– Пойдем к Аринке! – говорил он, хлеснув лошадь вожжой.

4

   Арина принадлежала к числу тех субъектов, которые «в нынешнее время» поднялись снизу вверх. Михаил Иваныч недолюбливал ее за то, что она занималась ростовщичеством, то есть все-таки более или менее разбойничала; но он охотно прощал ей это занятие ради тех страданий, которые она вынесла во время долгого подневольного житья в крепостных. Вся улица, где стоял дом ее господ, называла этих последних зверями, и действительно это были какие-то охотники воевать над простым человеком. Подъезжая, например, к дому, барин не звонил и не стучал в дверь, а только провозглашал: «ворота!», будучи почти уверен, что голос его не может достигнуть кухни, стоявшей в глубине двора. Крик этот повторялся несколько раз до тех пор, пока кто-нибудь из прислуги случайно не замечал барина и не отворял ворот. Но барин сидел на морозе, ждал: – и начиналось дранье и бушеванье. Не было ни у кого такой заморенной, забитой прислуги, как у этих господ. Она находилась у всех соседей в глубоком презрении, потому что слыла за воров и мошенников: нельзя было повесить сушить белье, пустить цыплят на улицу, чтобы все это тотчас же не было похищено ими. Арина находилась в числе этой заморенной прислуги и всю жизнь не видала света божьего. Среди этого житья она сделалась совершенной дурой. Странно было глядеть на ее испуганные глаза, когда она, бывало, поздним вечером пробиралась в какую-нибудь соседскую кухню и тайком продавала здесь молоко или какой-нибудь платок, цена которому был грош. Не один Михаил Иваныч мог уважать ту непомерную силу терпения Арины, которое помогло ей, среди этого варварского житья, скопить кое-какие крохи, доставившие ей впоследствии завидную долю влияния над благородными. После крестьянской реформы господа ее, убитые необходимостью отнять свои руки от щек и волос рабов, как-то скоро исчезли с лица земли – умерли. Арина, в эту пору уже старая женщина. подыскала себе какого-то юного дуралея из кучеров, женила его на себе и стала отдавать под проценты деньги. Так как вместе с крестьянством рухнуло благосостояние и чиновной мелкоты, населяющей переулки, то Арина в короткое время сумела изловчиться в пользовании такими терминами, как «строк», «процент», «под расписку», загнала в недра своих сундуков беспорочные пряжки, шпаги, мундиры с фалдами, купила дом и могла жить в свое удовольствие.

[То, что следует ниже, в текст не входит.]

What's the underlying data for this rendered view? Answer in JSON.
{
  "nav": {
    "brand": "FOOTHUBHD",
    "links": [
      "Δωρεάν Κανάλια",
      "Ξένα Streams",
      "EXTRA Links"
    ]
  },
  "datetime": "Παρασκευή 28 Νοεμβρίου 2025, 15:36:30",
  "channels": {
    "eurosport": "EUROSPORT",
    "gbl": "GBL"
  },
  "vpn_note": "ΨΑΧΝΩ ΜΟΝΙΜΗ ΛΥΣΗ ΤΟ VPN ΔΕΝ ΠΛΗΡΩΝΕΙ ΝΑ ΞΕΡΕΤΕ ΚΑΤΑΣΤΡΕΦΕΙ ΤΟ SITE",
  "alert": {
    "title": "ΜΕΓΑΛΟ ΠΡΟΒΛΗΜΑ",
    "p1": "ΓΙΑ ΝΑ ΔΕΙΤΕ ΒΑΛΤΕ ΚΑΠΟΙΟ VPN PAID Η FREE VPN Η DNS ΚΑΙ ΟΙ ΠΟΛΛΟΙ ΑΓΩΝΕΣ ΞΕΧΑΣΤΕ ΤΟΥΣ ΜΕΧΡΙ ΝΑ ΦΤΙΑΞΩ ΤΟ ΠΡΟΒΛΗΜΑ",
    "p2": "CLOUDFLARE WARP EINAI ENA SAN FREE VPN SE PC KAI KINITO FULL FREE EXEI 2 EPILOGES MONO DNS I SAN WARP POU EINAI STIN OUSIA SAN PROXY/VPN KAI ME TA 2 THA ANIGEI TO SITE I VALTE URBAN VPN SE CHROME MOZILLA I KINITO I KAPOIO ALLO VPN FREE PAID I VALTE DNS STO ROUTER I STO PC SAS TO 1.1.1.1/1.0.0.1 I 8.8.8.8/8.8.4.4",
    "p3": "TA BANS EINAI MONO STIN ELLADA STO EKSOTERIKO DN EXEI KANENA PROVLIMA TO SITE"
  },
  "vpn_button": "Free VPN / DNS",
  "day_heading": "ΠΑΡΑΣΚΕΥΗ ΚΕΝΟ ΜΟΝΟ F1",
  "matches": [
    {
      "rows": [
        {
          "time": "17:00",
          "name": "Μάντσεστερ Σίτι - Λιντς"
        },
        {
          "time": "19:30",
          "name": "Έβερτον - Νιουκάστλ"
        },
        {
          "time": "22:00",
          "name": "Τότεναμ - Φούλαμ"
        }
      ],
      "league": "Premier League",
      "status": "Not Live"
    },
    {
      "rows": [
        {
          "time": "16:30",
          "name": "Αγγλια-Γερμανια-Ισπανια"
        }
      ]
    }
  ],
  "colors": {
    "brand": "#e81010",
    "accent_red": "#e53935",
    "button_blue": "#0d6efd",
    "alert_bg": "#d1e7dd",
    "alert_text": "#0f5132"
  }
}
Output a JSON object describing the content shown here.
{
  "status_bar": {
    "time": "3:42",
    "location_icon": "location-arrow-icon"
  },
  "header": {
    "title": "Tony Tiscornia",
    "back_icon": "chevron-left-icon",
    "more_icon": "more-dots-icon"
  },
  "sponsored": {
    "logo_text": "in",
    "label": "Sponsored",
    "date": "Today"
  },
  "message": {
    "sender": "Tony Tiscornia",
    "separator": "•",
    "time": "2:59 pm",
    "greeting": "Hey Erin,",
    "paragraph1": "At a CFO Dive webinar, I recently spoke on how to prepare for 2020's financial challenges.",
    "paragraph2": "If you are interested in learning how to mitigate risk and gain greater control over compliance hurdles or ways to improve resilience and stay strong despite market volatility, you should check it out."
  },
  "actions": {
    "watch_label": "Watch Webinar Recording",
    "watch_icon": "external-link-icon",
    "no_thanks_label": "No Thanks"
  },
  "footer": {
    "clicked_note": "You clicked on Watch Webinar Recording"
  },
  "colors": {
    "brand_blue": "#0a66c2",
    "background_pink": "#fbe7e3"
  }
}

   – Ешь! – говорила она своему супругу.
   – Надоело… будя! – потягиваясь, говорил тот.
   – Чего ж тебе? Может, тебе чего сладкого либо моченого?
   – Пожиже ба! С кислиной ба чего!..
   – Ну и с кислиной. Вот об чем! Коли бы не было… А то ведь – скажи… Слава богу!
   Говоря так, она любила порыться в своих сундуках, полюбоваться своим добром, переложить его с места на место, развесить все эти мундиры по заборам и посередь двора, ходила при этом близ них и утомленным голосом говорила слушателю:
   – Куда человеку беспокойно, коли ежели денег у него много… Ах, как ему беспокойно!.. Только мученье через это… Ох, деньги, деньги!
   Михаилу Иванычу было приятно полюбоваться этим торжеством заморенного человека, и он заезжал сюда отвести душу, хотя в сундуках Арины покоились его две рубашки и жилетка.
   – Ну что, карга, – говорит он, входя к Арине: – как грабишь? Все ли аккуратно оболваниваешь?
   Арина, одетая в ваточную кацавейку, подносит водку какому-то мужику и говорит, не обращая внимания на Михаила Иваныча:
   – Кушай-кось, Иван Евсевич… На доброе здоровье, дай бог вам счастливо!
   – Дай вам, господи! – говорит мужичок. – Коли ежели бог даст, укупим его у господ…
   – Чего это? – вмешивается Михаил Иваныч.
   – Дворец господский имеем намерение…
   – Дворец!.. – жеманно и как бы недовольно говорит Арина. – Дворец господский укупают… словно бы диво какое.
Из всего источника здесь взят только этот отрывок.